Connecting multiple DGX Spark Units Ethernet Switch Recommendations

Has anyone thought about potentially scaling a DGX Spark cluster by connecting more than 2 DGX Spark units through an Ethernet Switch, and if so which switch would you recommend and why?

I appreciate the 200Gbe ConnectX-7 is recommended for 2 units, but if you choose to scale beyond 2 and create a mini scalable super cluster I would imagine a switch would be recommended vs. series-connecting the DGX Sparks through the ConnectX-7 cable?

Appreciate your thoughts!

Hello Maiia,

Welcome to Nvidia forum.

Your question is very sharp. Since we also don’t have the engineering sample of Spark, I don’t have more information than you.

  1. Only one CX7 port is used to connect to another Spark. There is no information describing the specific reason. Maybe the power limitation?
  2. All current information shows the Spark only supports one back-back connection with a 40cm DAC.
  3. Based on point 2, I don’t know if Spark can be linked to a switch to work-beyond-promise.
  4. In CX7 era, the DC construction uses the SN4600 switch to connect nodes, but I think all switches that are based on 200G ETH ports are OK. Since no information to show if the CX7 port supports IB, QM97xx is the current generation of CX7 card under IB mode.
  5. I don’t think it’s worth trying.
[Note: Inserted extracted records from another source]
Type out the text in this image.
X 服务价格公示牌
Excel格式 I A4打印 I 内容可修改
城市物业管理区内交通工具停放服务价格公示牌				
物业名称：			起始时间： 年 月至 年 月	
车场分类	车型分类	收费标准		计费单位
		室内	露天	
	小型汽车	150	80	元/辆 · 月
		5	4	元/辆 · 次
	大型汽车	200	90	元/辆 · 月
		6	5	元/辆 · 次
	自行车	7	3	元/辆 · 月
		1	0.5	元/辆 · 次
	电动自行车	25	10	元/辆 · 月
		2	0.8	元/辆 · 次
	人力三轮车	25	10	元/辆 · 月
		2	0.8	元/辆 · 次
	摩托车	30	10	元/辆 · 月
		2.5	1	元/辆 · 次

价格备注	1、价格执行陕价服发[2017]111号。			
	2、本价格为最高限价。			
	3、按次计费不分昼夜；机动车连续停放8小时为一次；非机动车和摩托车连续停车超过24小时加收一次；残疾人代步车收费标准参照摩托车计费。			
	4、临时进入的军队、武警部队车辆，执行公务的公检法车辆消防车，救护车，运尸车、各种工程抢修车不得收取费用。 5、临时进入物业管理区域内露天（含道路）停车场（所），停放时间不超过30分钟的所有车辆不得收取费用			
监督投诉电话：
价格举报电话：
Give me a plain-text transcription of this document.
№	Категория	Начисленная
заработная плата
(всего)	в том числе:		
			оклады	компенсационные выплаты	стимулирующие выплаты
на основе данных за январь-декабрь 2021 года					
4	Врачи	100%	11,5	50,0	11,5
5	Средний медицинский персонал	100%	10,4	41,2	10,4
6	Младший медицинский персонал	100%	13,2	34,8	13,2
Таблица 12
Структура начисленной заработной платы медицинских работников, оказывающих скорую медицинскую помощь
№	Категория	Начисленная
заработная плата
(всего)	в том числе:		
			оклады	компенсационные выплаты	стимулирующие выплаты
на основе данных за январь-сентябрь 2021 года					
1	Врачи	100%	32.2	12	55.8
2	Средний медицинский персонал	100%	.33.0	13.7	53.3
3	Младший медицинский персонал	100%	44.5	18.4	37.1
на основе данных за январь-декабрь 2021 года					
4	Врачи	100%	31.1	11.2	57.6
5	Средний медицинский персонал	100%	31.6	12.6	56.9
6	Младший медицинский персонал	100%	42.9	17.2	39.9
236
In your other thread, you have got a valuable view about the scalability limitation of Spark.

Regards

Haitao Sun

1 Like

Thanks for replying, @haitaos

I do see the two ConnectX-7 ports for connecting 2 DGX Spark units together.

As a nomadic Solopreneur the thought of a portable cluster for IP privacy vs. cloud is appealing.

That’s why I’m researching potential scale beyond two DGX Sparks. I came across the Mellanox Spectrum-2 and Spectrum-3 units and wondered if the ports and the data rates needed to be at 200Gbe as well as any other technical considerations.

I’m working on my personal 2026 Forecast and as these switches are a sizeable investment even for a 16-port unit it’s therefore important when the time comes to scale, if I choose to scale, to choose the right tech.

I do hear you, we don’t have the units yet, so this might be best revisited later this year when the Founder units have been physically tested.

Adding feedback from parallel thread to close loop.

This topic was automatically closed 14 days after the last reply. New replies are no longer allowed.